Toward the end of the Summer, a peahen strolled across the front porch.  A few days later, a peacock showed up.  [The male is called a peacock and the female is called a peahen.] They never left.  These magnificent birds come and go, sometimes spending the day roaming the yard or just sitting in the gazebo.  Some days they are not around at all.  There's a lot of symbolism associated with peacocks reviewed at this blog.  I did a couple paintings of the peacock.  I left the background unpainted leaving the Claessens linen exposed on the one above and painted the peacock with oil [canvas panel 20 x 16 inches].

Winter Scene

A painting to match the approaching season. Under a Winter sky, a horse-drawn sledge returns home through the snow accompanied by a Golden Retriever. Distant leafless trees surround the home.  16 x 12 in oil on linen.

3 Trees

3 Trees
Along the shores of the San Francisco Bay just west of the Saint Francis Yacht Club, there are 3 large trees that have been there as long as I can remember.  The wind blows off the Pacific Ocean through the Golden Gate toward Berkeley and over the years, these trees have shown the effects of the prevailing wind by growing up and bending toward the east.  The trees could symbolize how in life we yield to forces surrounding us.  This piece was done on a 16 x 12 inch linen panel drawn in the "peinture à l'essence" technique that Degas (briefly) and Toulouse-Lautrec used with oil paints.

Museum Exhibition

Pandora's Pythos
Two paintings I completed earlier this year were juried into the Pensacola Museum of Art and will be exhibited until the middle of August. The juror for this special exhibit was the Chief Curator of the Savannah College of Arts and Design, Erin Dziedzic.  The paintings are Fly Away and Pandora's Pythos (24" x 36" oil on canvas, shown above).

Dogs in Art

Pets are a frequent subject of art.  A few weeks ago, I came across a book that reviewed dogs in centuries of art.  Francisco Goya's "The Dog" is at the Prado in Madrid.  a discussion of this piece is at Wikipedia and can be seen here.   American artist, Andrew Wyeth had one named, "Ides of March."

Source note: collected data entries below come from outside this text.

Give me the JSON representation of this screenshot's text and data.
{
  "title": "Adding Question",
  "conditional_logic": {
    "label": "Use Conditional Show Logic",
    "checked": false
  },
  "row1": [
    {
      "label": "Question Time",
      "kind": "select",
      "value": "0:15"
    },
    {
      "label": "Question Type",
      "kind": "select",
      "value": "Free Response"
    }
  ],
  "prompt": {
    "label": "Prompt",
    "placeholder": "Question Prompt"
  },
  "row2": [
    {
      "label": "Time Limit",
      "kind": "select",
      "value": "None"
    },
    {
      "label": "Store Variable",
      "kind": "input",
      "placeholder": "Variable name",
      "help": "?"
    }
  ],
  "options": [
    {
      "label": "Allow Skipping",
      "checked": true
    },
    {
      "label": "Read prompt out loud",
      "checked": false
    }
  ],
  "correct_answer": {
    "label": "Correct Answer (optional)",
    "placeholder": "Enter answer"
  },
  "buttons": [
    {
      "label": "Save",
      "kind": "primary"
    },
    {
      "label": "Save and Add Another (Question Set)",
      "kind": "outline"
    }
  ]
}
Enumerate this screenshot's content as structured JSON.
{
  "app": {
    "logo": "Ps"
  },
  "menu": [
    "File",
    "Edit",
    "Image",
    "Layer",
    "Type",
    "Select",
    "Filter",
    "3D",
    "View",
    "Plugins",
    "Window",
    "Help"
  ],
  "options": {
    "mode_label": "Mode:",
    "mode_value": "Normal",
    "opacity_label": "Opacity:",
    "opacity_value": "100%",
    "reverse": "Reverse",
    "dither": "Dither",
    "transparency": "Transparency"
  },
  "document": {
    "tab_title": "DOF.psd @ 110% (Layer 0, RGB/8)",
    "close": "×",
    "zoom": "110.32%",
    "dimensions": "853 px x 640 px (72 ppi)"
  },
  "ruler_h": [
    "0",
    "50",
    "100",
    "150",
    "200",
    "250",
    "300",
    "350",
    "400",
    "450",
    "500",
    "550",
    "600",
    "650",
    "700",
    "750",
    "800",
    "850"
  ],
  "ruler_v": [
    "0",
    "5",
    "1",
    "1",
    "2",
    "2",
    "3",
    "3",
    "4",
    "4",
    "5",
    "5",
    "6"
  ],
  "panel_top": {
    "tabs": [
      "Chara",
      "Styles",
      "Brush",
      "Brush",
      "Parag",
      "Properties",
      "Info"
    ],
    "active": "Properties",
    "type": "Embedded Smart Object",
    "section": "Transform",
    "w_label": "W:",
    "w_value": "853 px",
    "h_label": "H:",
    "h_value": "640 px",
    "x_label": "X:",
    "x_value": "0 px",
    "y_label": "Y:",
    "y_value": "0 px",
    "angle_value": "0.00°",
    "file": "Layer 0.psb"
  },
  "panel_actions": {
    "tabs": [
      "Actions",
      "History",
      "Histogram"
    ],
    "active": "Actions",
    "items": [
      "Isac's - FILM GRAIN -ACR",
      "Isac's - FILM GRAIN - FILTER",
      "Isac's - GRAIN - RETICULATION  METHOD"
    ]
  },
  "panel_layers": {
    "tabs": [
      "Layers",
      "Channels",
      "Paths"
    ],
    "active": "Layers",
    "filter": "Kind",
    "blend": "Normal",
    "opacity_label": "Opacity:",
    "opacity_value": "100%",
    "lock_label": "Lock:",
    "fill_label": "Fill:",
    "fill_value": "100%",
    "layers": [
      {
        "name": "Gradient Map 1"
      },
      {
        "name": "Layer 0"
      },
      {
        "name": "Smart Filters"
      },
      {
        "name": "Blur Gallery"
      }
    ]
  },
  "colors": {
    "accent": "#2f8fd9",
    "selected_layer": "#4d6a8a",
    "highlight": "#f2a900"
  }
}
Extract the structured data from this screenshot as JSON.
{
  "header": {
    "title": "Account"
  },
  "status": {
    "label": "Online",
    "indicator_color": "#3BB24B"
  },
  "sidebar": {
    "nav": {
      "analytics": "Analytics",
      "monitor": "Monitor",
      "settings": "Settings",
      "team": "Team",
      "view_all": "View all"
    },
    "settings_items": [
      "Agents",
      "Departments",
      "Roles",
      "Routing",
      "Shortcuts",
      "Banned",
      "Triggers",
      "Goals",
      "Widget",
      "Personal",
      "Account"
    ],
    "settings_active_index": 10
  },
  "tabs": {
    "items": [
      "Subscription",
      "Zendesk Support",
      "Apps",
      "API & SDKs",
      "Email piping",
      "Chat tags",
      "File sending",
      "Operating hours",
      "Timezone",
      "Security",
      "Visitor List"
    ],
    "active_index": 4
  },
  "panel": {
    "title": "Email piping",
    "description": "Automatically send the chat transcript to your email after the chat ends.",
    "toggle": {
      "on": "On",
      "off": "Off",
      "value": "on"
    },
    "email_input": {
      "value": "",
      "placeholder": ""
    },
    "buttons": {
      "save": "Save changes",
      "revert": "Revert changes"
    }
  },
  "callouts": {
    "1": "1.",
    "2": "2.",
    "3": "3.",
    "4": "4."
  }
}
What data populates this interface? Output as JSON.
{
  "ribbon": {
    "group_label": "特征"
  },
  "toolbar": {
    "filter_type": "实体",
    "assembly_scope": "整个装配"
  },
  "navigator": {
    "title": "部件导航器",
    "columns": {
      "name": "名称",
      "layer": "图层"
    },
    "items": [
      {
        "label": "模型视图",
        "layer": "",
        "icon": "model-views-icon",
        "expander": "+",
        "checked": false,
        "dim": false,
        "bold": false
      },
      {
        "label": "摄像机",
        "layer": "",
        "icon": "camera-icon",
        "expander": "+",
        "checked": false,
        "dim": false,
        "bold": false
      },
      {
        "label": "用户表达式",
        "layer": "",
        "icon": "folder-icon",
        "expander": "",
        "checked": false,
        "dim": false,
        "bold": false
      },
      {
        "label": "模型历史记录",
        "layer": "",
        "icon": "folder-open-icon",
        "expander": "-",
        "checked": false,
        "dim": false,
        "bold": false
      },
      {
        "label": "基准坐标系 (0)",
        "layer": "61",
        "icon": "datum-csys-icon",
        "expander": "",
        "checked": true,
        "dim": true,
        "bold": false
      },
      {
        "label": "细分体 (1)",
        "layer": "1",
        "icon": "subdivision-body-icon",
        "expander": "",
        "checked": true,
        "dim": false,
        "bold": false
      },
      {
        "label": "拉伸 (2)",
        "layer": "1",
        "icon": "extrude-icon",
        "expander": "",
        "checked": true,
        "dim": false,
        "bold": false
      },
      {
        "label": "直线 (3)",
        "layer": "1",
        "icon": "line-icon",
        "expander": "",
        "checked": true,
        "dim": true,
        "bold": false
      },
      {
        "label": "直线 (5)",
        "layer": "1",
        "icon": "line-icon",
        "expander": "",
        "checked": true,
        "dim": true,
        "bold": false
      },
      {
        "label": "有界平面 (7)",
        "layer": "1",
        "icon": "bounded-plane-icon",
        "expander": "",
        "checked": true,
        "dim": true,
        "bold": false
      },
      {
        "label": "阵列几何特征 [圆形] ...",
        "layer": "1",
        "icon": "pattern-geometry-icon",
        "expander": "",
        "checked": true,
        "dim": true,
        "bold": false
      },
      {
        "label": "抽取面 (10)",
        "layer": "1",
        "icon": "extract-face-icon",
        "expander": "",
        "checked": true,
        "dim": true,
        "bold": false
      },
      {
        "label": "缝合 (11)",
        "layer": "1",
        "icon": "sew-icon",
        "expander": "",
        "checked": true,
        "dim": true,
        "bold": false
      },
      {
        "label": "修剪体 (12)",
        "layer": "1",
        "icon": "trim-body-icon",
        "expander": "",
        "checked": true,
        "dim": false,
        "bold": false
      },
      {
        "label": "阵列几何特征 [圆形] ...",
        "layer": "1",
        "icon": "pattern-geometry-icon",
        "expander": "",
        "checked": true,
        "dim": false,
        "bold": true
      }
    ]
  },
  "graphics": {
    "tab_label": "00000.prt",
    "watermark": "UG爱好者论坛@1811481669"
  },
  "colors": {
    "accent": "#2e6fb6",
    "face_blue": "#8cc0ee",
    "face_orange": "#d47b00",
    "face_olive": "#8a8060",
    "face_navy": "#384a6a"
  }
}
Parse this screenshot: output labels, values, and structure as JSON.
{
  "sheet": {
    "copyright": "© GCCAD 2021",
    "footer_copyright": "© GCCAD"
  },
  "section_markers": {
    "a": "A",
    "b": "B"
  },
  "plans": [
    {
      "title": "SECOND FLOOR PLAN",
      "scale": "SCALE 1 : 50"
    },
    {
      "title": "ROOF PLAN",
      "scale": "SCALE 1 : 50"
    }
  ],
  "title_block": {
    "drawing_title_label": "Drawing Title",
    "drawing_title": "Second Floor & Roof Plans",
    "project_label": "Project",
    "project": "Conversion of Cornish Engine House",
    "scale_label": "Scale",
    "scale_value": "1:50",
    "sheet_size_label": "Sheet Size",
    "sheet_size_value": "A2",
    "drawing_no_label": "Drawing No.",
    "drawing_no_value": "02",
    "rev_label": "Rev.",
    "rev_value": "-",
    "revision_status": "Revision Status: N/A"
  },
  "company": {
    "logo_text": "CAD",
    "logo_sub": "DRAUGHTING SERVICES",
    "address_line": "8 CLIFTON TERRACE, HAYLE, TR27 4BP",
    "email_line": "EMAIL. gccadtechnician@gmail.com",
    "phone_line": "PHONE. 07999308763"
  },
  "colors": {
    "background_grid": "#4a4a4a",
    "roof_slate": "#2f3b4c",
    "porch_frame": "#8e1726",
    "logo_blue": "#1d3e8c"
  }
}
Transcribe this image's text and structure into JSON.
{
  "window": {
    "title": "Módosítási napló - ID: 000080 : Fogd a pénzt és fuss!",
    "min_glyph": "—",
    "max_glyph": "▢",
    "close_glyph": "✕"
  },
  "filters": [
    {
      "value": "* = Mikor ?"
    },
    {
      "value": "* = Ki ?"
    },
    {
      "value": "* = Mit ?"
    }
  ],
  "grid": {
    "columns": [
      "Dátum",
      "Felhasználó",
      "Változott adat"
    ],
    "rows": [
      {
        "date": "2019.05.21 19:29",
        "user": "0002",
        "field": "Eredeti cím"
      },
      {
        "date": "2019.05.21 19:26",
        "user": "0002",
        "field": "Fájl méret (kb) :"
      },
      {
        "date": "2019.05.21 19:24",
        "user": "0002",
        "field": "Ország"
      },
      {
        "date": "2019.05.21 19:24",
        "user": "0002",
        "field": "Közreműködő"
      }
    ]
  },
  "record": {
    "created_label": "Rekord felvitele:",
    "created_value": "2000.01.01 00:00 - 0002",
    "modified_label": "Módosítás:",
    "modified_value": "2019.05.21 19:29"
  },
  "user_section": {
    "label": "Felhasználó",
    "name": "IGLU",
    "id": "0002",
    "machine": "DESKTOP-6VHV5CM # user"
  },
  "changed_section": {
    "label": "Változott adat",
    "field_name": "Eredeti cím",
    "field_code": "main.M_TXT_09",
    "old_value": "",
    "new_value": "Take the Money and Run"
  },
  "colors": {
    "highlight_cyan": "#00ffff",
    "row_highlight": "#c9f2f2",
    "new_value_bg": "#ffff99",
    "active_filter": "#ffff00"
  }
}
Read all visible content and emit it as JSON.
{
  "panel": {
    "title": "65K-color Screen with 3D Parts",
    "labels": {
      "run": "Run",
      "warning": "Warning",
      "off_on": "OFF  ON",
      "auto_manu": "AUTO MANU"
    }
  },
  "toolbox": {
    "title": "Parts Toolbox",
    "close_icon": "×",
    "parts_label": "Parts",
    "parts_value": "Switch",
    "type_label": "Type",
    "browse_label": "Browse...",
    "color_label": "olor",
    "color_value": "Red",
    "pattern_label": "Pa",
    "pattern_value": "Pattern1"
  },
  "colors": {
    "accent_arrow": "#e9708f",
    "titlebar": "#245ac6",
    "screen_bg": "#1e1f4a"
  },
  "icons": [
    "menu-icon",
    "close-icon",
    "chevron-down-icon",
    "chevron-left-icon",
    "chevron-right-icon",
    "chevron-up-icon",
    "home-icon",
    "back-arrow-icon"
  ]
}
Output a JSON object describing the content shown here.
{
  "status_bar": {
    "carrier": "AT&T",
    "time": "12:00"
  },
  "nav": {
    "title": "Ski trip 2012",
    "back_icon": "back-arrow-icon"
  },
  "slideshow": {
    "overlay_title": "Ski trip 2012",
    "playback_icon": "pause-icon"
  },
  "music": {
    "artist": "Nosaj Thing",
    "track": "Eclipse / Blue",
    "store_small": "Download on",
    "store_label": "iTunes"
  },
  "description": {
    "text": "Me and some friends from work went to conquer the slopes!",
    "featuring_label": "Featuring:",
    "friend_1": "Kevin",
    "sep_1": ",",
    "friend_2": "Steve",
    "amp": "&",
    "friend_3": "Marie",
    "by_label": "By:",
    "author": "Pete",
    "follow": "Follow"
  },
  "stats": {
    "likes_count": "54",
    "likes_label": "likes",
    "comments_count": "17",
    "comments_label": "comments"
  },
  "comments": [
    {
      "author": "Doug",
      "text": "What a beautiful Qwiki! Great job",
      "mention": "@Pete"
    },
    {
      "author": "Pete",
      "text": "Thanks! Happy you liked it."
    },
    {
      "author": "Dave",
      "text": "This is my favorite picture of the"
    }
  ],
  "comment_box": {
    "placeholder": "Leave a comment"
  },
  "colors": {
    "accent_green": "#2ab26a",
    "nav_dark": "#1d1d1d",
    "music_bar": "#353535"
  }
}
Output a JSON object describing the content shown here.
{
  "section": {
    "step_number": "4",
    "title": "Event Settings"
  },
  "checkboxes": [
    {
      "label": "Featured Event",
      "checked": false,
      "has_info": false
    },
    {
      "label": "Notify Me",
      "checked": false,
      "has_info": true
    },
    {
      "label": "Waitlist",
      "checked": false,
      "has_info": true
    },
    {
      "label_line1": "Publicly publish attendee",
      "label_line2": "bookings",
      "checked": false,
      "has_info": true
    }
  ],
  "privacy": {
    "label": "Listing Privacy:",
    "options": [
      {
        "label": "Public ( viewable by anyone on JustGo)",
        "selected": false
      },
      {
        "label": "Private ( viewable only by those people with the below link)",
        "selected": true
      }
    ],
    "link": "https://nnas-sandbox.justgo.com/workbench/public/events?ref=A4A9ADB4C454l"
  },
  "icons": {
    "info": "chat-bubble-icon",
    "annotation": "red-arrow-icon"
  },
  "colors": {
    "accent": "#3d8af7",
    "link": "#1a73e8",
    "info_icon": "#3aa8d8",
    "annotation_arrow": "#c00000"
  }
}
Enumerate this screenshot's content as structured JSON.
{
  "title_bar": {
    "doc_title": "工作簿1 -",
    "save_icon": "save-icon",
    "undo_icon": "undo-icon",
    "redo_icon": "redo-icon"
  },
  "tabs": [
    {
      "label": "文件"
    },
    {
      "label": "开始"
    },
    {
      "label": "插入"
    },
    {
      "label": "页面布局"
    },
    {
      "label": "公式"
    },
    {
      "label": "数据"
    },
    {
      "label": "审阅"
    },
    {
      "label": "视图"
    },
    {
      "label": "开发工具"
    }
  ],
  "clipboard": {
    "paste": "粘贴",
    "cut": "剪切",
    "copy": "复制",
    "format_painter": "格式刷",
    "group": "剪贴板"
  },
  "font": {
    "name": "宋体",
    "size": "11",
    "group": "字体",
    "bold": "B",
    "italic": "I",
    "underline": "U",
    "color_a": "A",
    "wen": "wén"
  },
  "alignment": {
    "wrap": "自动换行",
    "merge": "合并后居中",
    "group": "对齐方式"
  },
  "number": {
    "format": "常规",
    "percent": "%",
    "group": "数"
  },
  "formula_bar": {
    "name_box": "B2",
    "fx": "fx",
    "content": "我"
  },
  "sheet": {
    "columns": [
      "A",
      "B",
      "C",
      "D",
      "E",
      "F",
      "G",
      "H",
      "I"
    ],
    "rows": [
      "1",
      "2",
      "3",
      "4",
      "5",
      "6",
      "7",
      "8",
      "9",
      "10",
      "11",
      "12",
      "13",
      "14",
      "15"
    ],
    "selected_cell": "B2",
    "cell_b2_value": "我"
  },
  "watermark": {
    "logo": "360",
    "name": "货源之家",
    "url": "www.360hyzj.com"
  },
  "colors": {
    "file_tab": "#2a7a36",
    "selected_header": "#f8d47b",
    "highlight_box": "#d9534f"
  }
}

The painting above is a scene of a Golden Retriever played out nearly every time I leave the house.  She looks around the corner as I go to the door asking,  Can I come?  Are you taking me?  Let's go play.   The painting is oil on linen 12 x 16 in.

Sailing the seas

Oil on 16 x 12 inch canvas panel.  I divided the canvas diagonally painting the gathering gloom on the left side and the lighter golden tones on the right side and placed the horizon a third of the canvas height above the bottom edge and positioned the cutter sailing vessel about one-third of the width of the canvas from the right edge with the sails jutting through the horizon.  Mussini semi-transparent oil paints in layers along with burnt sienna and umber for the darker tones were used.  Flake white oil for the sails.


Blackwater Sunrise
The beginning of a new day as the sun rises over the Blackwater River.  Oil on canvas 24 x 12 in.

Fly Away

Fly Away

Oil on canvas panel 20 x 16 inches.  Blue skies.   Sunshine.  Birds winging in unbound escape in the gentle breezes above the seashore.  Waves gently lapping the sands.  Everyone deserves a day at the beach.